Electrical inhibition of lens epithelial cell proliferation: an additional factor in secondary cataract?

Abstract

Cataract is the most common cause of blindness but is at least curable by surgery. Unfortunately, many patients gradually develop the complication of posterior capsule opacification (PCO) or secondary cataract. This arises from stimulated cell growth within the lens capsule and can greatly impair vision. It is not fully understood why residual lens epithelial cell growth occurs after surgery. We propose and show that cataract surgery might remove an important inhibitory factor for lens cell growth, namely electric fields. The lens generates a unique pattern of electric currents constantly flowing out from the equator and entering the anterior and posterior poles. We show here that cutting and removing part of the anterior capsule as in cataract surgery significantly decreases the equatorial outward electric currents. Application of electric fields in culture inhibits proliferation of human lens epithelial cells. This inhibitory effect is likely to be mediated through a cell cycle control mechanism that decreases entry of cells into S phase from G1 phase by decreasing the G1-specific cell cycle protein cyclin E and increasing the cyclin-Cdk complex inhibitor p27kip1. Capsulorrhexis in vivo, which reduced endogenous lens electric fields, significantly increased LEC growth. This, together with our previous findings that electric fields have significant effects on the direction of lens cell migration, points to a controlling mechanism for the aberrant cell growth in posterior capsule opacification. A novel approach to control growth of lens epithelial cells using electric fields combined with other controlling mechanisms may be more effective in the prevention and treatment of this common complication of cataract surgery.

Figure 1. Removal of part of anterior capsule significantly changes profiles of lens electric current.

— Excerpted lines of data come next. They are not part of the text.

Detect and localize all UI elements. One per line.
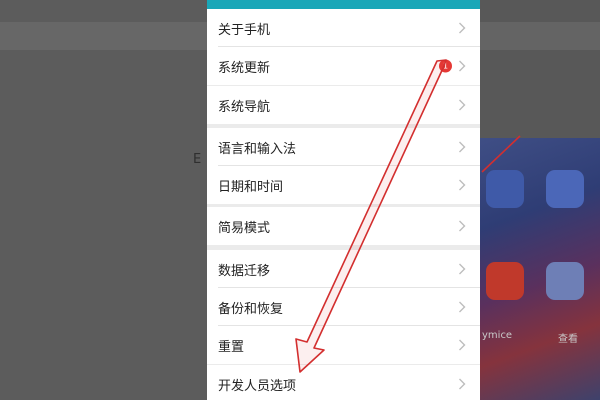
settings-item-about-phone[interactable]: 关于手机 xyxy=(207,9,480,47)
chevron-right-icon xyxy=(454,139,470,155)
settings-group: 语言和输入法 日期和时间 xyxy=(207,128,480,204)
settings-group: 简易模式 xyxy=(207,207,480,245)
notification-badge: 1 xyxy=(439,59,452,73)
app-icon xyxy=(546,170,584,208)
settings-item-developer-options[interactable]: 开发人员选项 xyxy=(207,365,480,400)
settings-item-system-update[interactable]: 系统更新 1 xyxy=(207,47,480,85)
settings-group: 关于手机 系统更新 1 xyxy=(207,9,480,85)
chevron-right-icon xyxy=(454,177,470,193)
app-icon xyxy=(486,262,524,300)
settings-group: 系统导航 xyxy=(207,86,480,124)
settings-item-label: 关于手机 xyxy=(218,22,271,38)
app-label: ymice xyxy=(482,330,513,341)
chevron-right-icon xyxy=(454,376,470,392)
chevron-right-icon xyxy=(454,261,470,277)
app-icon xyxy=(486,170,524,208)
settings-item-label: 简易模式 xyxy=(218,220,271,236)
chevron-right-icon xyxy=(454,97,470,113)
settings-item-reset[interactable]: 重置 xyxy=(207,326,480,364)
settings-item-label: 开发人员选项 xyxy=(218,378,297,394)
chevron-right-icon xyxy=(454,58,470,74)
settings-item-label: 系统导航 xyxy=(218,99,271,115)
settings-item-simple-mode[interactable]: 简易模式 xyxy=(207,207,480,245)
settings-panel: 关于手机 系统更新 1 系统导航 语言和输入法 日期和时间 简易模式 数据迁移 … xyxy=(207,0,480,400)
background-text-fragment: E xyxy=(193,152,202,167)
settings-item-data-migration[interactable]: 数据迁移 xyxy=(207,250,480,288)
settings-group: 数据迁移 备份和恢复 重置 xyxy=(207,250,480,364)
settings-group: 开发人员选项 xyxy=(207,365,480,400)
settings-item-label: 重置 xyxy=(218,339,245,355)
chevron-right-icon xyxy=(454,20,470,36)
background-header-band xyxy=(0,22,207,50)
settings-item-label: 语言和输入法 xyxy=(218,141,297,157)
background-header-band-right xyxy=(480,22,600,50)
chevron-right-icon xyxy=(454,337,470,353)
settings-item-date-time[interactable]: 日期和时间 xyxy=(207,166,480,204)
settings-item-label: 日期和时间 xyxy=(218,179,284,195)
chevron-right-icon xyxy=(454,299,470,315)
app-icon xyxy=(546,262,584,300)
panel-header-strip xyxy=(207,0,480,9)
settings-item-label: 系统更新 xyxy=(218,60,271,76)
settings-item-system-navigation[interactable]: 系统导航 xyxy=(207,86,480,124)
settings-item-label: 数据迁移 xyxy=(218,263,271,279)
app-label: 查看 xyxy=(558,334,578,345)
settings-item-label: 备份和恢复 xyxy=(218,301,284,317)
settings-item-language-input[interactable]: 语言和输入法 xyxy=(207,128,480,166)
background-page-right: ymice 查看 xyxy=(480,0,600,400)
background-page-left: E xyxy=(0,0,207,400)
settings-item-backup-restore[interactable]: 备份和恢复 xyxy=(207,288,480,326)
chevron-right-icon xyxy=(454,218,470,234)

A) Profile of electric currents of ocular lens. Outward currents (flow from positive to negative) at the equators and inward currents at anterior and posterior poles. B, C) Vibrating probe measurements of lens electric currents before and after mimicking cataract surgery. Steady inward currents (filled bars in C) at the anterior pole of rat lens in situ at positions indicated in (B) were completely reversed in polarity (outward currents; open bars) and were significantly higher than the original currents (P<0.004 for all positions before and after anterior capsule removal). This would reduce the outward currents at the bow regions where cells proliferate. Making a hole on the anterior capsule (E, F) significantly reduced (paired t-test; P<0.01) normal equatorial outward currents. D, G) are typical original records for (C) and (F), respectively.

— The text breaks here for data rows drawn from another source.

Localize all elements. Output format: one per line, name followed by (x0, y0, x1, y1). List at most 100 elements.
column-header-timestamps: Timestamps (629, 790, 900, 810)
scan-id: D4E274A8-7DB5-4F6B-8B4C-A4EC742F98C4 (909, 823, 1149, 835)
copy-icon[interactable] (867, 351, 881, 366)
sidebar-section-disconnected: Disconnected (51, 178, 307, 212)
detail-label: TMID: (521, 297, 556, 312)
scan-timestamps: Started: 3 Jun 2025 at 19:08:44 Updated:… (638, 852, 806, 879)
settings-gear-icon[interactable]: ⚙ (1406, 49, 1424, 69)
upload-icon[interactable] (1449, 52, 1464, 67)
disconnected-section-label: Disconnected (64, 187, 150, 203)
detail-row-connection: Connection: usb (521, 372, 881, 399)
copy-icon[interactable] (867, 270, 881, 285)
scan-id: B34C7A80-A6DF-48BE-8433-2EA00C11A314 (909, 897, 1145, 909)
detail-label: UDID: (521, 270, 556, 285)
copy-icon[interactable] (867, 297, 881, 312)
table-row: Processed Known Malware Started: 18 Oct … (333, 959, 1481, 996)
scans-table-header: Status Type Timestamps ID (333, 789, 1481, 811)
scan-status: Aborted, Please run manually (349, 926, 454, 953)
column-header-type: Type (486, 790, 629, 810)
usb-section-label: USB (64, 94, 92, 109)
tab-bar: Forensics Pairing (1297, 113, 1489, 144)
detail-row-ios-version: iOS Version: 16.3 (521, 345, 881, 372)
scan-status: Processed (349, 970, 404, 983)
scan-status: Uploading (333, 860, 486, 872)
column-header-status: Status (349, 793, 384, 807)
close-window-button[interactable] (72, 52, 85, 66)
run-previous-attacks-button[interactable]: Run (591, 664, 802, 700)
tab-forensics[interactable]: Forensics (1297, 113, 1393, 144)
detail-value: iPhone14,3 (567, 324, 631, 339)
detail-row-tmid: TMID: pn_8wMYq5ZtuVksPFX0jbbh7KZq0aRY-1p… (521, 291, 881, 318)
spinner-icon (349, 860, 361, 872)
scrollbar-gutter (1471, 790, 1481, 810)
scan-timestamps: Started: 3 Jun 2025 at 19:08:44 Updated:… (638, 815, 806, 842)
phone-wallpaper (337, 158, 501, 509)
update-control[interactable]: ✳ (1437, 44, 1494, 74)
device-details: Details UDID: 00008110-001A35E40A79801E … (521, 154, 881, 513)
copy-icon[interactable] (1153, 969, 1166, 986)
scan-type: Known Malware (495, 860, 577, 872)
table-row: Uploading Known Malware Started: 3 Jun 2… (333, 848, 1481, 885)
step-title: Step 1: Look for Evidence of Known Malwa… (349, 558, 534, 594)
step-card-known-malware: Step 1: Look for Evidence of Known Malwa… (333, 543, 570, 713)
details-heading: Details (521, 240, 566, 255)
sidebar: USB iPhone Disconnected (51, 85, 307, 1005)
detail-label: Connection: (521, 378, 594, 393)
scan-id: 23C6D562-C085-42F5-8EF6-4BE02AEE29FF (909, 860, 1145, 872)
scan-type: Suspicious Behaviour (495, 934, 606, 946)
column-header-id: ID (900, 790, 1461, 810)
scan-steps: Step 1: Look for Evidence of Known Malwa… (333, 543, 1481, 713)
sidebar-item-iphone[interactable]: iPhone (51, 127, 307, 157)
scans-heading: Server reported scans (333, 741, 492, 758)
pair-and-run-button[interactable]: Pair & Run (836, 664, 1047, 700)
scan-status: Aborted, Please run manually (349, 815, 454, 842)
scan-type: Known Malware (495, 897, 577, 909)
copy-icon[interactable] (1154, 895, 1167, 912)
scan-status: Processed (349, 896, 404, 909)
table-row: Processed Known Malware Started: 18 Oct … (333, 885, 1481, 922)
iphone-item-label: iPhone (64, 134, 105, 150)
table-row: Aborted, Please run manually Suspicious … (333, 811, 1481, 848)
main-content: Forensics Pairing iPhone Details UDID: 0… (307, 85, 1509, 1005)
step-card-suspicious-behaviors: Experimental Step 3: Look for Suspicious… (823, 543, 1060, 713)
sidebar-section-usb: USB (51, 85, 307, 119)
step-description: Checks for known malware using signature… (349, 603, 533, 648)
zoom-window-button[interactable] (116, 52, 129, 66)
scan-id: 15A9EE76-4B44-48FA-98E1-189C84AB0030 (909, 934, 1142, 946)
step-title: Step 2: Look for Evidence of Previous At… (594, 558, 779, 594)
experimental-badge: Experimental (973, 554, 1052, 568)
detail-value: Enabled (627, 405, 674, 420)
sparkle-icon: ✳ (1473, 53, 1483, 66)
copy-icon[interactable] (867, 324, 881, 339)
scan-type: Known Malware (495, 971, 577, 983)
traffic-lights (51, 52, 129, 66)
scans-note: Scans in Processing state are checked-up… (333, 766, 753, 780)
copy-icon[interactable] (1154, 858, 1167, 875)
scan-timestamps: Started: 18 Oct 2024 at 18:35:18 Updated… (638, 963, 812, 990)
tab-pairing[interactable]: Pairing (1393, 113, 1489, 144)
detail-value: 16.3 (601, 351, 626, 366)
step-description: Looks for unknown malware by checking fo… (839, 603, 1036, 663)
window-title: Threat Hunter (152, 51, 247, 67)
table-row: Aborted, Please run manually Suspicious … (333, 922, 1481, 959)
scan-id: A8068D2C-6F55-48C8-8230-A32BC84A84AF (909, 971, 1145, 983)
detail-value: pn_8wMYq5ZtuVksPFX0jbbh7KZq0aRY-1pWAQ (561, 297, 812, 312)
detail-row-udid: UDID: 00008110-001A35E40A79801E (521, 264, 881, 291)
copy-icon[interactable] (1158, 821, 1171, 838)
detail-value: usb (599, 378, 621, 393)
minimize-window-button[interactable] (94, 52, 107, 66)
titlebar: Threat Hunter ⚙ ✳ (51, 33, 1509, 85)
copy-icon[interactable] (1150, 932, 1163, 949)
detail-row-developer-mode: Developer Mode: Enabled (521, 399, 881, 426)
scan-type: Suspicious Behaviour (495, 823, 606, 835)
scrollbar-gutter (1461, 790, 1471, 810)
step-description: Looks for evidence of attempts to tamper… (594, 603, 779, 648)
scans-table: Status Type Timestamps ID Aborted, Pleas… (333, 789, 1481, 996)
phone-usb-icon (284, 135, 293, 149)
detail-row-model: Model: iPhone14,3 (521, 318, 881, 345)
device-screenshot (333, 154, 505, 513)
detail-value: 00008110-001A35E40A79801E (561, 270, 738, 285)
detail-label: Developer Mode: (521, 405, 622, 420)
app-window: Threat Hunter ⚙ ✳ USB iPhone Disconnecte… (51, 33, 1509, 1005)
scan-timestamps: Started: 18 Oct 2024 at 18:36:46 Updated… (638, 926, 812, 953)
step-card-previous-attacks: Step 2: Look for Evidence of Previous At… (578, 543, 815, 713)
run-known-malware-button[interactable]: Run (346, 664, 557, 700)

Figure 2. An applied EF inhibits the proliferation of lens epithelial cells.

A) Human LEC line was cultured in DMEM with 12.5% fetal bovine serum and exposed to a dc EF in an incubator (37°C, 5% CO₂). Control cells were not exposed to an EF. Cell density (B) and growth rate (C) were reduced after EF exposure of 200 mV/mm. *P<0.01 compared with control. Data are expressed as mean ± SEM and were collected from 52 fields from at least 2 independent experiments.

Figure 3. Electric fields inhibit human lens epithelial cell proliferation through G1/S phase cell cycle checkpoint control.

A, B) Flow cytometry showed that EFs inhibited transition of human LECs from G₁ to S phase at 24 h after onset of EF. C) Western blot analyses showed significantly decreased G1-specific cell cycle protein cyclin E and increased cyclin-Cdk complex inhibitor p27^kip1 in LECs 12 and 24 h in EF. The expression of Cdk2 remained largely unchanged. Results were confirmed from at least two independent experiments. EF: 200 mV/mm.

Figure 4

Proliferation of lens epithelial cells at the bow region (A, B, D) and in the center of the capsular bag (C) after extracapsular lens extraction in vivo. A) Immediately after extracapsular lens extraction, the capsular bag appeared clean. LECs were present only under the anterior lens capsule and at the lens bow (arrowheads), but not on the posterior lens capsule (arrow). B) Six hours after extracapsular lens extraction, some proliferation of LECs at the lens bow was evident (arrow). C) Three days after extracapsular lens extraction, multiple layers of lens epithelial cells were observed at the center of the capsular bag (*), and wrinkling in the posterior capsule was evident (arrows). D) Seven days after extracapsular lens extraction, LEC differentiated into lens fibers at the lens bow (*). Magnification: (A, C, D) ×40; (B) ×20. (H&E staining).